Obesity and depression are escalating global and societal problems (McArdle et al., 2013; WHO, 2006). Associated environmental factors such as poor dietary habits, and sedentary lifestyle, that impair hormone secretion and metabolism result in obesity (McArdle et al., 2013). There is an increasing interest by researchers to identify food items or dietary components that may control weight. On the other hand, conventional therapy of depression has been reported to be effective only in 50% of cases due to this, thus the necessity for a new treatment has risen (Kessler et al., 2003). The use of herbal therapy may be preferred in depression as it could provide a safer and potentially a more effective therapeutic option (Elhwuegi, 2004; Halliwell, 2006).
The genus Eugenia is considered one of the largest genera belonging to family Myrtaceae with about 500 species of trees and shrubs in tropical and subtropical America (Faqueti et al., 2013). Eugenia uniflora L. (Pitanga cherry or Brazilian cherry) is a putative candidate for management of both diseases. E. uniflora L. is a semi-deciduous shrubby tree with edible, cherry-like fruits, native to Brazil. The leaves and fruits of E. uniflora have been used in folk medicine for treatment of diarrhea, inflammation, rheumatic pains, fever, stomach problems and hypertension (Almeida et al., 1995; Consolini et al., 1999). In addition, it was reported to possess a wide range of medicinal properties including alleviation of mood disorders, antibacterial, antifungal, cytotoxic as well as radical scavenging activities (Alves, 2008; Auricchio et al., 2007; Auricchio and Bacchi, 2003; Franco and Fontana, 2004; Rattmann et al., 2012; Samy et al., 2014a; Saravanamuttu, 2012; Schapoval et al., 1994).
Among its wide range of biological activities, E. uniflora showed hypoglycemic as well as hypolipidemic effects (Saravanamuttu, 2012). Also, oral administration of essential oils (EO) from other Eugenia species (E. brasiliensis, E. catharinae and E. umbelliflora) produced antidepressant-like effects in mice (Colla et al., 2012; Victoria et al., 2013).

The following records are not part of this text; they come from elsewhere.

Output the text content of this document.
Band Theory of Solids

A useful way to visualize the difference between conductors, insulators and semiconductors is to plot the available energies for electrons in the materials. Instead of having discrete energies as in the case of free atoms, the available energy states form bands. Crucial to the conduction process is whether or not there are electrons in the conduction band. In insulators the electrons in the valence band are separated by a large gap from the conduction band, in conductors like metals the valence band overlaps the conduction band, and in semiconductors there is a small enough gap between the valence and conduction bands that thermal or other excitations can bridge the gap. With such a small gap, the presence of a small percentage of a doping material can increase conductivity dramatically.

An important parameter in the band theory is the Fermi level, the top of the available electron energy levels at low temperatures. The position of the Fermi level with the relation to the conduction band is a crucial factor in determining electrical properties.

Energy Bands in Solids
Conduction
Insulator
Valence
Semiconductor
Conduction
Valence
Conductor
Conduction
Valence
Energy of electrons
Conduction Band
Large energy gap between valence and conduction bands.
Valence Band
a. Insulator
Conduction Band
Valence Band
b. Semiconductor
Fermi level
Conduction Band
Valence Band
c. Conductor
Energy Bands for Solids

The leaves of E. uniflora were the subject of many phytochemical reports and the plant itself is deemed of interest as it is rich in tannins, flavonoids, triterpenpoids and alkaloids. The identified alkaloids have been correlated with its anti-diabetic activity (Auricchio and Bacchi, 2003; Consolini et al., 1999; Fortes et al., 2015; Lee et al., 1997; Samy et al., 2014a; Saravanamuttu, 2012).
Our objectives were to identify the major constituents of E. uniflora aqueous methanolic extract (AME) using different chromatographic techniques, quantifying its phenolic and flavonoid contents, as well as investigating its antidepressant and weight control activity in mice.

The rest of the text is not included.